Ringing in the New Year did not include getting the flu.  I had plans to start a new personal challenge and begin the New Year with a bang, but alas, the flu has had me sidelined for a week now.  The original plan for New Year’s Eve was to hike at Radnor Lake with our awesome friends the Hartman’s and Davis’s starting at 10 PM.  When the temperatures decided to be zero at midnight, we changed our minds.  We would have a nice quiet evening at home with a movie.  Saturday the Cook Family Christmas happened at our house.  I noticed that I did not eat much but that it typical as I was busy being the hostess along with my hubby.  Around 10:30, we went to bed and I was wracked with chills.  It was all I could do to stop shaking.  I checked my temp and is was 99.6.  Took a couple of Tylenol and got some sleep.  Still had fever the next morning.  Company had to fend for themselves.  Around 11, I checked my temp again and did not have any.  Stayed that way most of the day.  Around 7 PM it was back.  I went to the doctor the next morning – New Year’s Day.  Influenza A was the diagnosis.  UGH and I felt like crap.  So Monday and Tuesday, I drank fluids, ate very little and tried to keep my fever down.  Thank goodness for Tamiflu.  It does really help.

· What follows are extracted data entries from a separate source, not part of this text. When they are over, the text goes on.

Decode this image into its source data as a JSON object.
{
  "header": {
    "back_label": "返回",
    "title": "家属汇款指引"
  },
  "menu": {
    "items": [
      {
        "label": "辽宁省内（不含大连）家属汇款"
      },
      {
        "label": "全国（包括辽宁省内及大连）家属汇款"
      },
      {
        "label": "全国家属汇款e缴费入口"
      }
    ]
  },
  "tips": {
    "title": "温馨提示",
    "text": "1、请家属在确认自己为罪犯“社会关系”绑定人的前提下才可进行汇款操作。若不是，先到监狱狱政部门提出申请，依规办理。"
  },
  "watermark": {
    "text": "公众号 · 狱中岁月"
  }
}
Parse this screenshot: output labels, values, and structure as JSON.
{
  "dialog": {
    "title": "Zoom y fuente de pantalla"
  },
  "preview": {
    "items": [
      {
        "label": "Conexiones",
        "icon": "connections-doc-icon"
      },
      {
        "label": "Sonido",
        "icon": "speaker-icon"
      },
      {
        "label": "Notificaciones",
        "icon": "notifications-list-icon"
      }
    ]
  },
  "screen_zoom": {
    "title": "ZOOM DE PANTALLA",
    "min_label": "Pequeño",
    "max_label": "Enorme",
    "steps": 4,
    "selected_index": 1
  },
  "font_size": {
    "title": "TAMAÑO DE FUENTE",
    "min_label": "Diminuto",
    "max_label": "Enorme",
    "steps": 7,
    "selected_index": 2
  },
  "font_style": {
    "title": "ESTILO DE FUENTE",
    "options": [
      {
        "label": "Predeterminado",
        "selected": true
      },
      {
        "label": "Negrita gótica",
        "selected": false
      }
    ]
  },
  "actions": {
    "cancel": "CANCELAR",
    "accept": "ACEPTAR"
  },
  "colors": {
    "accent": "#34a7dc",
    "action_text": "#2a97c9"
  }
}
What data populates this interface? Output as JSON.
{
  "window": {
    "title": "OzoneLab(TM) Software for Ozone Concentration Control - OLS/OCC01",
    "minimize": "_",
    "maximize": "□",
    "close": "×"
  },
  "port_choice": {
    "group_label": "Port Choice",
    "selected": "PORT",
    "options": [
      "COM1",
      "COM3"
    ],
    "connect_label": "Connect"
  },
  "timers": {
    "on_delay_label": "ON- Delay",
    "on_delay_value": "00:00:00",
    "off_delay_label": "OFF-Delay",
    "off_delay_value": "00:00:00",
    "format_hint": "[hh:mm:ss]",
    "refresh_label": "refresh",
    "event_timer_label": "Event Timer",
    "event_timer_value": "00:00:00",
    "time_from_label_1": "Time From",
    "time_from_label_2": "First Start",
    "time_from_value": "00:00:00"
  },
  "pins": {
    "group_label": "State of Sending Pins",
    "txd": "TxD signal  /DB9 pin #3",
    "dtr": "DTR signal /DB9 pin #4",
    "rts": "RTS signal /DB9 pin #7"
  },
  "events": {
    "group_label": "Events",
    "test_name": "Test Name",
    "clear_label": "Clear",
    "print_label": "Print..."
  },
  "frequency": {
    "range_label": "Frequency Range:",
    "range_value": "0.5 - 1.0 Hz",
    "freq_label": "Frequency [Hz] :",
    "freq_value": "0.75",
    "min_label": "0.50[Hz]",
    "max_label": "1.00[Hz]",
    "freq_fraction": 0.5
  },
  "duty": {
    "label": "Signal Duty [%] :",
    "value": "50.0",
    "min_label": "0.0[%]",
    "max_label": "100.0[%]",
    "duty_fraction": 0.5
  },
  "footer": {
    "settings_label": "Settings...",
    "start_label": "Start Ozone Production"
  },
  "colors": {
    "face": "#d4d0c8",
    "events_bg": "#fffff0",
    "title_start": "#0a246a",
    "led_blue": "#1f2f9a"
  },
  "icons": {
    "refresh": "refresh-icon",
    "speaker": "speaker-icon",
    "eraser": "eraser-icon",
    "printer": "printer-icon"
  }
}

By Wednesday I was feeling a bit more human so I decided to do some more planning for 2018, write down the feelings I want to feel and began thinking about the action steps I need to take

to get there.  For 2018 I am following “>The Desire Map by Danielle Laporte and getting in touch with the feelings that I want to focus on instead of just typical goals.  I am only part of the way through this book but I highly recommend it for looking at goals in a whole new way.  This year I want to feel healthy, secure, empowered, accomplished, loved, energetic, sexy and fulfilled.  I am not through with my list yet so it may change or get added to.  I will post more about the book and where it is taking me.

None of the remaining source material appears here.